Era una copia antigua pero bien conservada de Sobre la Naturaleza, el poema escrito hacía más de dos mil años por el filósofo griego Empédocles, donde resumía sus ideas.

Ezio sacó el libro de su escondite y sopló para quitar el polvo del pequeño volumen. Después, lo abrió por una página en blanco del principio. Mientras observaba, la página comenzó a brillar y, dentro de aquel resplandor, apareció un mapa de Constantinopla. Al mirarlo con más detenimiento y concentración, distinguió una marca en el mapa: señalaba la Torre de la Doncella, el faro al otro lado del Bósforo, un lugar exacto del interior de las bodegas construidas en sus cimientos.

Si todo iba bien, aquel sería el lugar donde se hallaba la segunda llave de la biblioteca de Altaïr en Masyaf.

Se dirigió a toda velocidad por la ciudad atestada, hacia la Torre de la Doncella. Pasó por delante los guardias otomanos y, tras cruzar en una barca que tomó «prestada», vio una entrada donde unos escalones bajaban a las bodegas.

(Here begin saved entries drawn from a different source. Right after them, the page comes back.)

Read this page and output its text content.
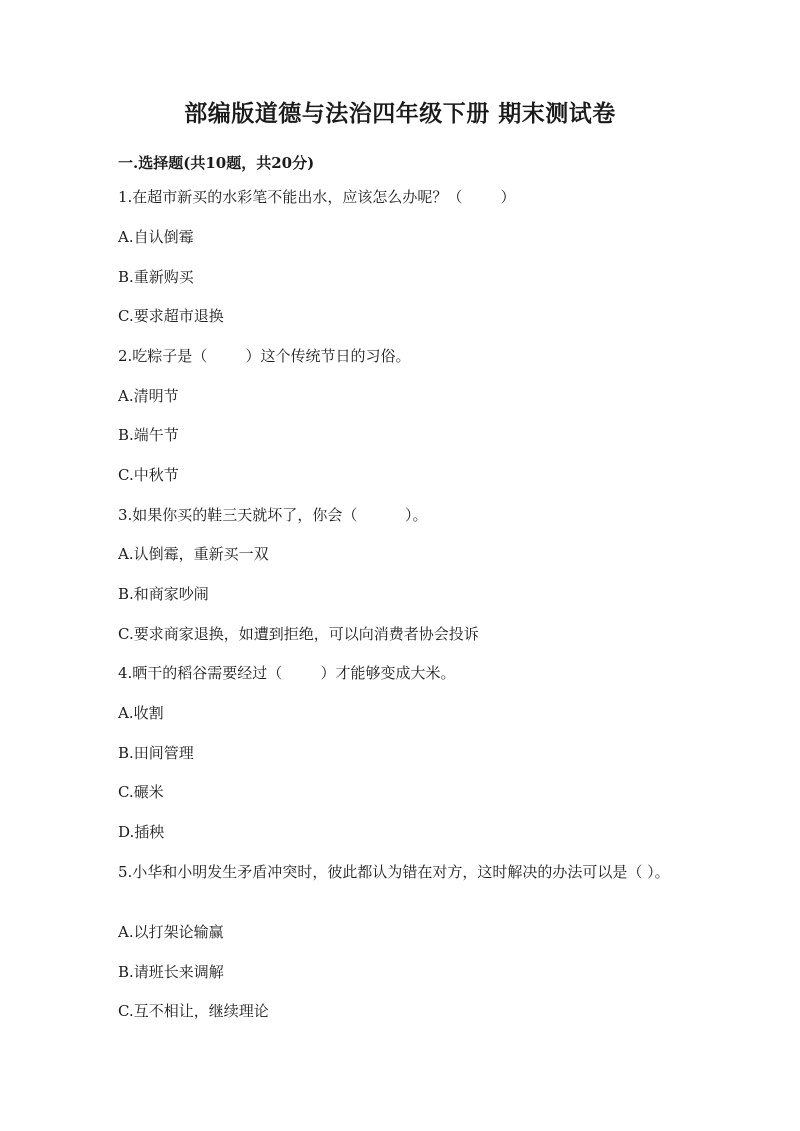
部编版道德与法治四年级下册 期末测试卷
一.选择题(共10题，共20分)
1.在超市新买的水彩笔不能出水，应该怎么办呢？（        ）
A.自认倒霉
B.重新购买
C.要求超市退换
2.吃粽子是（        ）这个传统节日的习俗。
A.清明节
B.端午节
C.中秋节
3.如果你买的鞋三天就坏了，你会（          ）。
A.认倒霉，重新买一双
B.和商家吵闹
C.要求商家退换，如遭到拒绝，可以向消费者协会投诉
4.晒干的稻谷需要经过（        ）才能够变成大米。
A.收割
B.田间管理
C.碾米
D.插秧
5.小华和小明发生矛盾冲突时，彼此都认为错在对方，这时解决的办法可以是（ ）。
A.以打架论输赢
B.请班长来调解
C.互不相让，继续理论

Llevaba el libro en la mano y resultó que le guiaba por un laberinto de pasillos en los que había infinidad de puertas. Parecía imposible que hubiera tantas en un espacio relativamente limitado. Al final llegó a una puerta, idéntica a las demás, pero a través de cuyas grietas parecía emanar una tenue luz. La puerta se abrió al tocarla, y allí, ante él, en un bajo pedestal de piedra, había una piedra circular, fina como un disco. Al igual que la primera que había descubierto, estaba cubierta de símbolos, tan misteriosos como los anteriores, pero distintos. El perfil de una mujer —una diosa, tal vez—, que le resultaba un tanto familiar, unas hendiduras que podían haber sido fórmulas o posibles muescas para encajar en unas clavijas; quizás unas clavijas dentro de la cerradura de la entrada a la biblioteca de Masyaf.

Cuando Ezio tomó la llave en sus manos, la luz que provenía de ella aumentó, y él se preparó para ser transportado —aunque no sabía dónde— mientras lo envolvía y le hacía retroceder siglos. Trescientos veinte años. Al Año de Nuestro Señor 1191.

Masyaf.

El interior de la fortaleza, hacía mucho tiempo.

Unas figuras en un remolino de niebla. De ella salían un joven y un anciano. Estaba claro que el anciano, Al Mualim, había perdido una batalla.

Estaba tumbado en el suelo y el joven, a horcajadas sobre él.

Su mano, que había perdido fuerza, soltó algo que salió rodando de ella hasta el suelo de mármol.

Ezio inspiró al reconocer el objeto. Sin duda era la Manzana del Edén. Pero ¿cómo? Y el joven vencedor, vestido de blanco, con la capucha sobre la cabeza, era Altaïr.

—Has tenido fuego en las manos, anciano —dijo Altaïr—. Debería haberse destruido.

—¿Destruido? —Al Mualim se rio—. ¿La única cosa capaz de terminar las cruzadas y establecer la paz verdadera? Nunca.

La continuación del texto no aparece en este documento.